Carolina Pereira Rezende, advogada especialista em direito tributário do Briganti Advogados, explica que o TJ já havia reconhecido, em 2011 (antes do Supremo), a inconstitucionalidade da cobrança de ITCMD sobre bens localizados no exterior — caso mencionado pela juíza Cynthia Thomé, da 6ª Vara de Fazenda Pública de São Paulo, na sentença.
A Constituição de 1988 separou o imposto sobre doações e heranças — o ITCMD, cobrado pelos estados — do imposto sobre a venda de imóveis — o Imposto Sobre a Transmissão de Bens Imóveis (ITBI), cobrado pelos municípios. O ITCMD normalmente é cobrado no estado onde está o imóvel, mas não foram criadas regras para os bens no exterior.
O caso analisado pelo Supremo em 2021, no julgamento do Tema 825, envolvia um italiano que faleceu e deixou bens na Itália para um herdeiro em São Paulo. O estado cobrou o ITCMD sobre os bens herdados por esse homem, mas a Corte decidiu que a cobrança não caberia neste caso. O entendimento foi de repercussão geral, se aplicando a situações semelhantes em outras instâncias judiciais.
Segundo a professora da FGV Bianca Xavier, os estados carecem de uma lei complementar que determine onde esse imposto deve ser cobrado, sobretudo porque pode haver conflito de competência quando duas ou mais unidades federativas exigem o ITCMD sobre a mesma doação ou herança.
"Se um homem deixa bens no exterior para cinco herdeiros no Brasil, residentes em diferentes estados, qual deles deve recolher o ITCMD?", questiona a tributarista.
O entendimento do Supremo, no entanto, é limitado, por ter analisado apenas o caso em que a pessoa falecida morava e deixou bens no exterior. Ainda não se sabe se a decisão pode ser aplicada, por exemplo, aos casos em que a pessoa falecida, ou que está doando o bem, tenha imóveis no exterior, mas tenha morado no Brasil.
Alguns advogados dizem que o entendimento do Supremo pode ser aplicado até mesmo nos casos em que o imóvel está no Brasil, desde que seu transmissor more no exterior. O argumento usado se baseia no acórdão do julgamento, que prevê a necessidade de uma lei complementar quando há “extraterritorialidade”.

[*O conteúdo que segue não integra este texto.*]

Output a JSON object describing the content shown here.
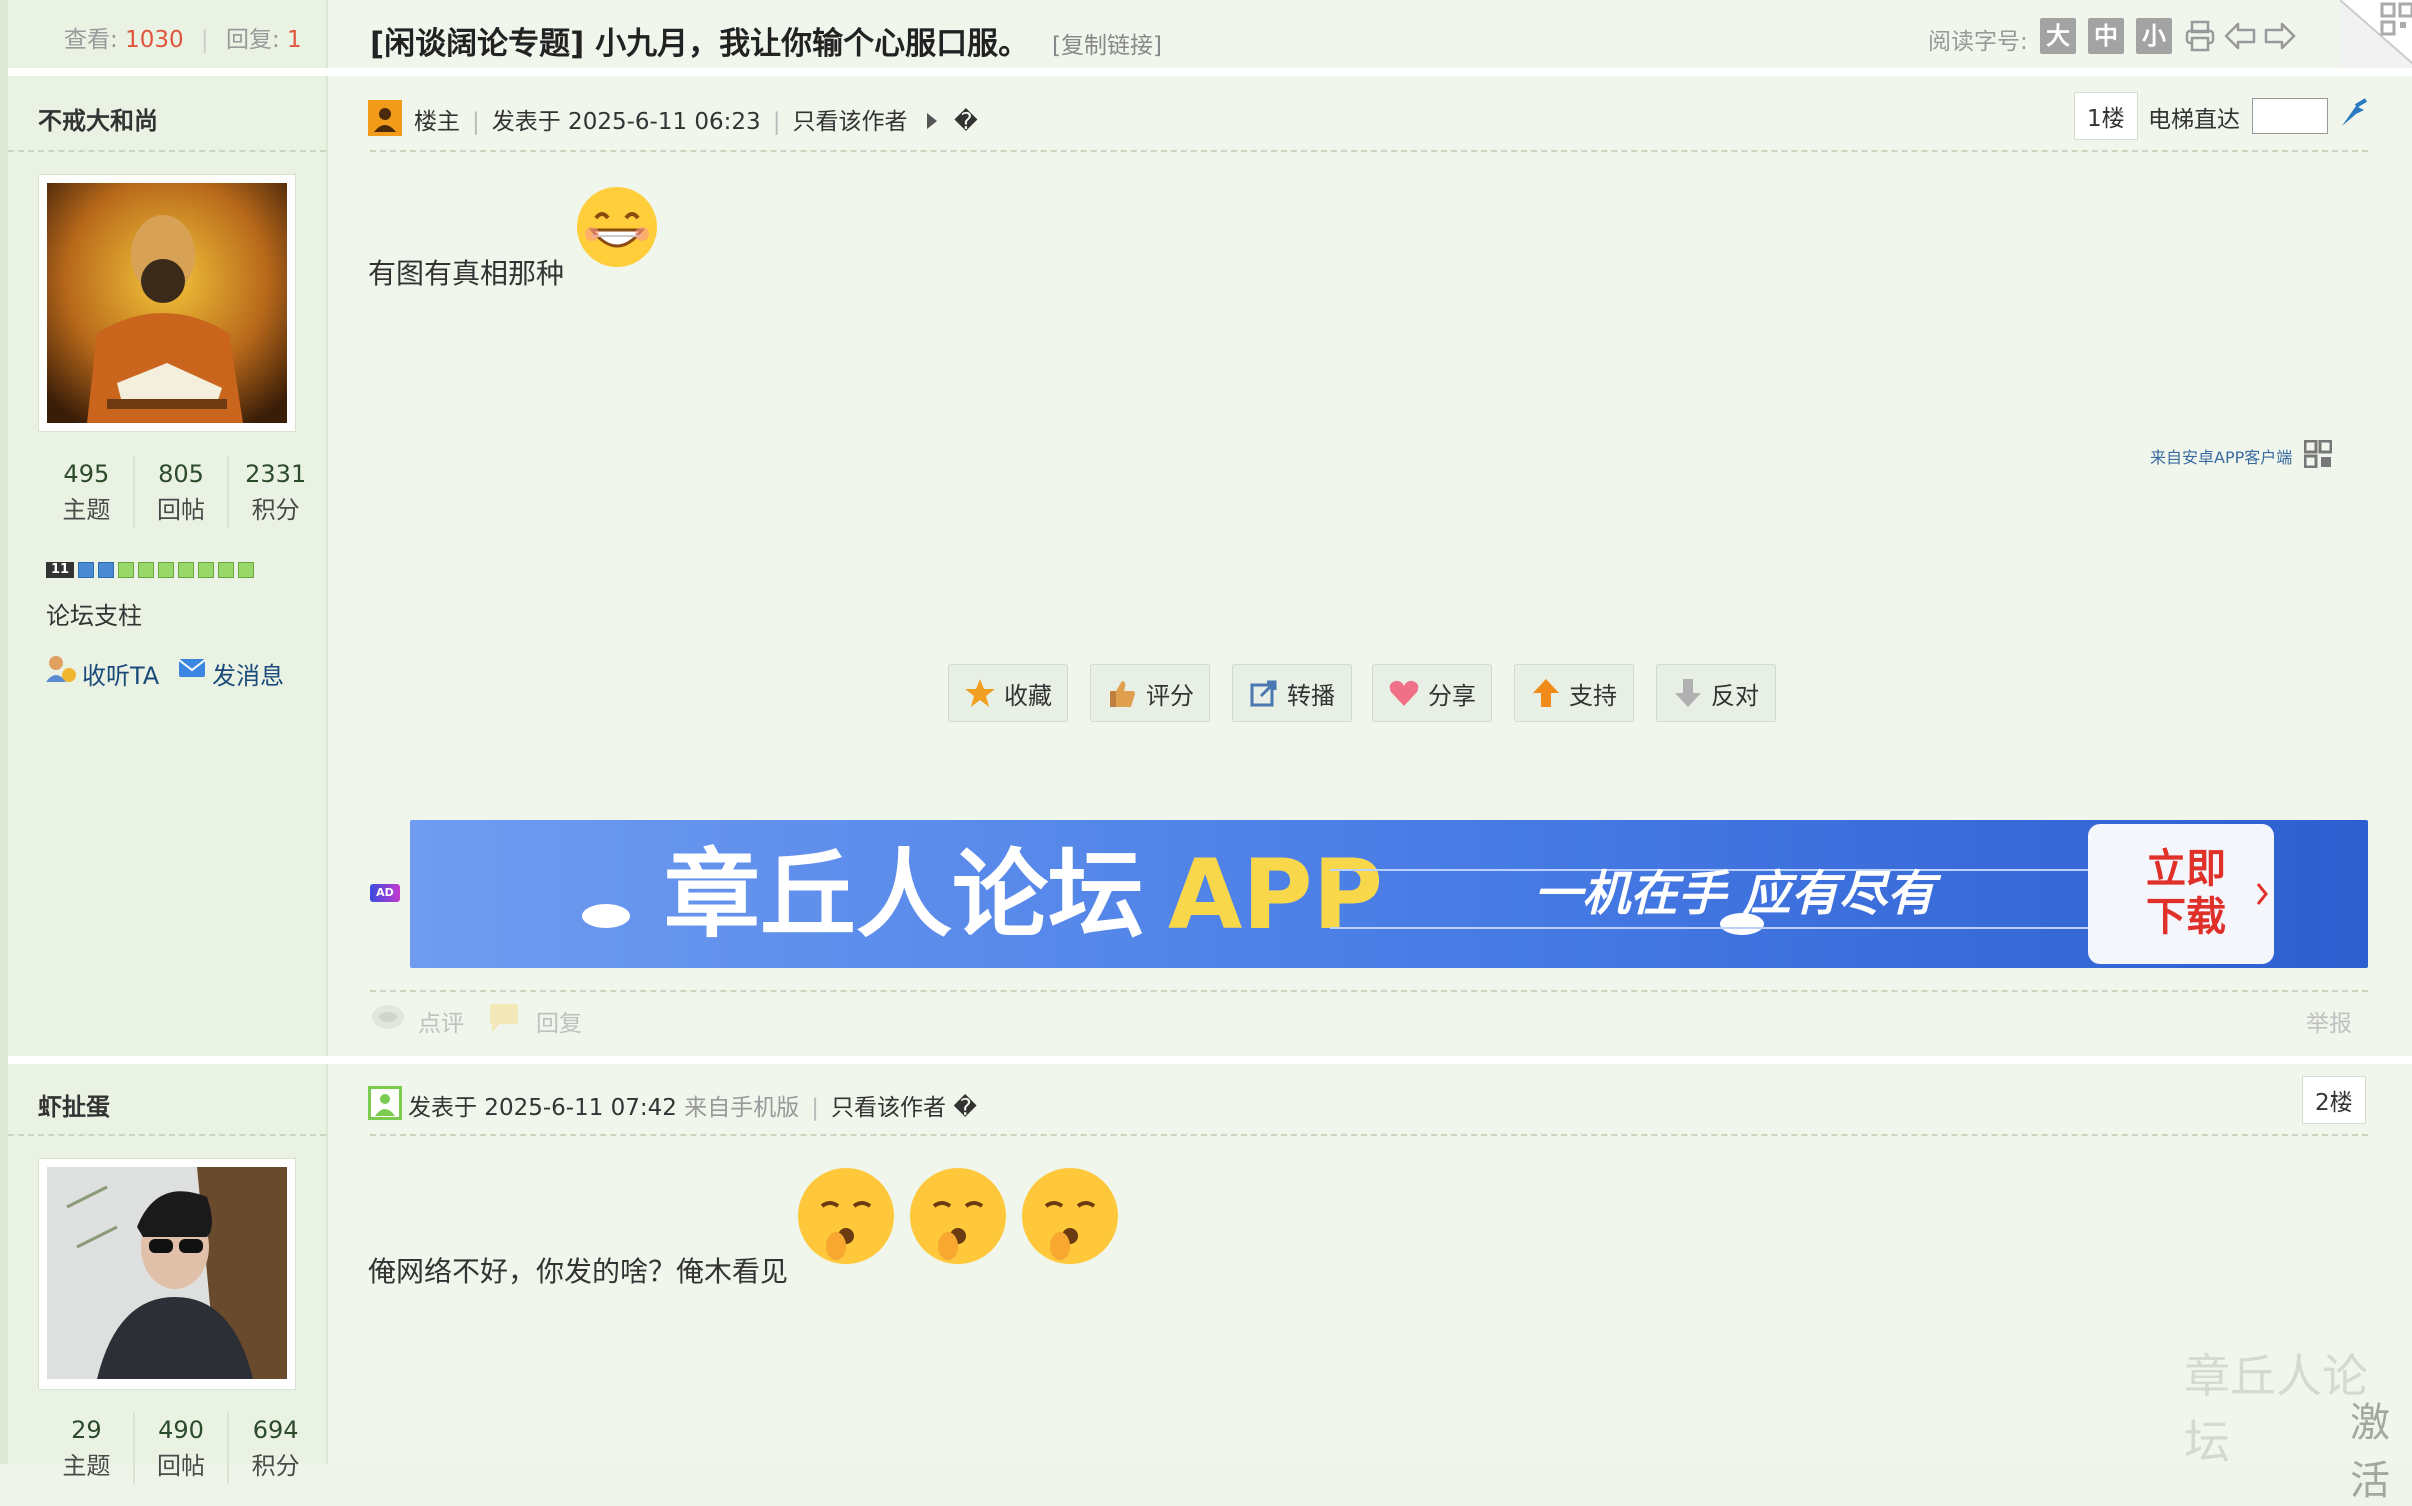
{
  "header": {
    "views_label": "查看:",
    "views_value": "1030",
    "replies_label": "回复:",
    "replies_value": "1",
    "title": "[闲谈阔论专题] 小九月，我让你输个心服口服。",
    "copy_link": "[复制链接]",
    "font_size_label": "阅读字号:",
    "font_large": "大",
    "font_medium": "中",
    "font_small": "小"
  },
  "posts": [
    {
      "author": "不戒大和尚",
      "badge": "楼主",
      "posted": "发表于 2025-6-11 06:23",
      "only_author": "只看该作者",
      "glyph": "�",
      "floor": "1楼",
      "elevator_label": "电梯直达",
      "stats": {
        "topics": "495",
        "topics_label": "主题",
        "replies": "805",
        "replies_label": "回帖",
        "points": "2331",
        "points_label": "积分"
      },
      "level": "11",
      "rank": "论坛支柱",
      "follow": "收听TA",
      "message": "发消息",
      "content": "有图有真相那种",
      "app_note": "来自安卓APP客户端",
      "actions": [
        "收藏",
        "评分",
        "转播",
        "分享",
        "支持",
        "反对"
      ],
      "banner_main": "章丘人论坛",
      "banner_app": "APP",
      "banner_slogan": "一机在手 应有尽有",
      "banner_cta_1": "立即",
      "banner_cta_2": "下载",
      "ad_tag": "AD",
      "comment": "点评",
      "reply": "回复",
      "report": "举报"
    },
    {
      "author": "虾扯蛋",
      "posted": "发表于 2025-6-11 07:42",
      "from_mobile": "来自手机版",
      "only_author": "只看该作者",
      "glyph": "�",
      "floor": "2楼",
      "stats": {
        "topics": "29",
        "topics_label": "主题",
        "replies": "490",
        "replies_label": "回帖",
        "points": "694",
        "points_label": "积分"
      },
      "content": "俺网络不好，你发的啥？俺木看见"
    }
  ],
  "watermark": "章丘人论坛",
  "corner_text": "激活"
}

Bianca diz que, enquanto não houver lei complementar pacificando essas questões, os brasileiros têm uma “janela de oportunidade”:
"É uma janela de oportunidade e está levando a uma corrida de doação de bens antes que o Congresso aprove alguma lei sobre o tema. A tributação, quando vier, é pra frente".
O advogado especializado em direito imobiliário Gabriel Britto concorda. Ele diz que, a partir do dia 20 de abril de 2021 (data em que houve o ITCMD parou de ser cobrado), e até que lei complementar federal esteja em vigor, doações podem ser planejadas, sem pagamento do tributo.